Auden is more systematic in treating his subjects than we might expect from a poet. He likes to divide and conquer his topic while introducing crucial distinctions, much in the way students used to be required to produce a logical “outline” before actually writing a term paper. Auden’s default mode of logical analysis can be daunting for the reader who sees the arts in general, and poetry in particular, as a less than orderly process. So it comes as a relief when in some passages he admits that he’s preaching to himself, setting up a list of standards that he and not necessarily anyone else should follow.

Because of his enormous verbal facility, it was apparently very easy for Auden to mimic other poets’ preoccupations and voices. His strictures about style and content were designed to keep him on the right path in order to write the poems he consciously believed he should write.

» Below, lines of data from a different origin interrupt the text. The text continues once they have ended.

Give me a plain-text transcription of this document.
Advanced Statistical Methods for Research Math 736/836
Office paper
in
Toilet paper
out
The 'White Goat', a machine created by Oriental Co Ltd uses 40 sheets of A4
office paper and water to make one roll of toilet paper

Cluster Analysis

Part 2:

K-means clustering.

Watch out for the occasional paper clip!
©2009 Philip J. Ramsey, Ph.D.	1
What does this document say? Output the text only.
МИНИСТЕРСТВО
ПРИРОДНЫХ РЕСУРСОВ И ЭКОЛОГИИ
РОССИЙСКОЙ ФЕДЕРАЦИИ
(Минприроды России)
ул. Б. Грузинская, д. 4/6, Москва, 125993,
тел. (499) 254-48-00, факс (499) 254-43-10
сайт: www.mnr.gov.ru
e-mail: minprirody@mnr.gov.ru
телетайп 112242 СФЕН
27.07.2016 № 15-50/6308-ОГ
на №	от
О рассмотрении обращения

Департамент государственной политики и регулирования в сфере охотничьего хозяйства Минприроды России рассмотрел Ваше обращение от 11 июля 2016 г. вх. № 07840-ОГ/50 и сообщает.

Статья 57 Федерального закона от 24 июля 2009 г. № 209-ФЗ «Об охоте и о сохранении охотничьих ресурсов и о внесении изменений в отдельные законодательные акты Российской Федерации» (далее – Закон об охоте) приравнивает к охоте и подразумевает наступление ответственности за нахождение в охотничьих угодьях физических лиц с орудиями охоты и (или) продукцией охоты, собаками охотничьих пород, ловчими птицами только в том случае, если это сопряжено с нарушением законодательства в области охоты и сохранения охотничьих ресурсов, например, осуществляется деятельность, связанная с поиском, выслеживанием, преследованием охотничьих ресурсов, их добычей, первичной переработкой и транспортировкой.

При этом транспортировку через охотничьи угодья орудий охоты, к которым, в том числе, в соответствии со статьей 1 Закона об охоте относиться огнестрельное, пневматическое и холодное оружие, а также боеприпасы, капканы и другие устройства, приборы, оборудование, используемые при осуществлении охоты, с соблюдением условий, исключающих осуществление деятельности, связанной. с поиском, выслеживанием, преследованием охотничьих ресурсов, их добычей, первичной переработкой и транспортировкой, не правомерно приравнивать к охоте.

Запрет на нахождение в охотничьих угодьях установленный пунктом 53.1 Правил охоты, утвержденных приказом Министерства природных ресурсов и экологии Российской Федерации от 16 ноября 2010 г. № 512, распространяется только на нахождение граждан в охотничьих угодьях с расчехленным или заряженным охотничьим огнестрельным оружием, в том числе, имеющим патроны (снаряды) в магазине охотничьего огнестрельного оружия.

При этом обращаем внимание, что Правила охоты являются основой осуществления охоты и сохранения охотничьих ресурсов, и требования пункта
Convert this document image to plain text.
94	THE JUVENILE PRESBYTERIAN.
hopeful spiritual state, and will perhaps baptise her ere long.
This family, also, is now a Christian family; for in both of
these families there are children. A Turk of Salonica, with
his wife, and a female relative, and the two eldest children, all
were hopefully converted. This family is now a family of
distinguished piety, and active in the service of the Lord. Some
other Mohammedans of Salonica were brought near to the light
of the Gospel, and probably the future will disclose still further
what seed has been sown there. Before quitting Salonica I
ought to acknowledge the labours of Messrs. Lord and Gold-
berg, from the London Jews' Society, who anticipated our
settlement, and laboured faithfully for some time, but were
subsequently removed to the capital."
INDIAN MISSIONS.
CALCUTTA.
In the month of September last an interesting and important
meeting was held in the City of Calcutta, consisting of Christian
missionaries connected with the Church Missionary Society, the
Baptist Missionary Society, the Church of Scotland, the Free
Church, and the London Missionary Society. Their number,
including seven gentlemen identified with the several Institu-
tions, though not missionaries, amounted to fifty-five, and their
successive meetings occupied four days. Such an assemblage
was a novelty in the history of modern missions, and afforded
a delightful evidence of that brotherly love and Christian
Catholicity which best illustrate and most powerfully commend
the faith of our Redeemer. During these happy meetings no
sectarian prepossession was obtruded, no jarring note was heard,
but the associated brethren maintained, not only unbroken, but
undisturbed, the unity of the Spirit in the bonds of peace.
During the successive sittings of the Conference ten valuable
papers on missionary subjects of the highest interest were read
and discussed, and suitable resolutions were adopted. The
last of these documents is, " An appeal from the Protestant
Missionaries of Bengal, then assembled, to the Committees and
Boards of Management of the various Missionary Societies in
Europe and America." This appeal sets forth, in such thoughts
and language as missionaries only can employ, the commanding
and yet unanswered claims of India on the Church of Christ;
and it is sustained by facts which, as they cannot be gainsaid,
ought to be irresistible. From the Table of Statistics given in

Keats’s theory about the Chameleon Poet, available to all sorts of feelings and artistic impulses, Auden rejects because in his view this turns poetry into forgery. Fine, but for much of its history, poetry has been what Shakespeare called “feigning.” The insistence on utter sincerity and authenticity as an æsthetic virtue was moved into the foreground by the Romantic movement, just as it promoted individual identity and consciousness as the subject for art. It isn’t usual to class Auden as a Romantic poet, yet that is probably the most accurate description of him, even though few poets have known the literary classics as well as he did. The self he labored to present to the world was one that knew Western civilization extremely well—in fact, a self only too ready to quote tags from its literary monuments in Latin, Italian, French, and German, without bothering to translate.

Even so, I should report that Auden, though always ready to plunge into the stream of learned and serious discourse, is easily available to the spirit of play and also enjoyed splashing about for fun just as much as he liked the critical equivalent of swimming laps. This susceptibility is evident in the following metaphoric passage that opens the essay “Hic et Ille,” collected in The Dyer’s Hand. Its subject is the “mirroring” of ourselves that we all engage in throughout our lives:

A parlor game for a wet afternoon—imagining the mirrors of one’s friends. A has a huge pier glass, gilded and baroque, B a discreet little pocket mirror in a pigskin case with his initials stamped on the back; whenever one looks at C, he is in the act of throwing his mirror away but, if one looks in his pocket or up his sleeve, one always finds another, like an extra ace.

The temptation to play this game is too strong to resist. If I try to imagine Auden’s “mirror,” what I come up with is neither Narcissus’ pool out in the wild nor a smart little vanity in an Art Deco bedroom, but instead a pair of tall facing mirrors of the kind you used to see in old townhouses. They reflect the viewer’s image, though always smaller, ad infinitum in two directions—which might also be figured as the past and the future, with the Romantic-Classical poet as the pivot point between both.

 

Alfred Corn is the author of nine books of poems, a novel, and two volumes of criticism. This past spring his play Lake on the Mountain: A Dan Sharp Mystery was staged at the Pentameters Theatre in London.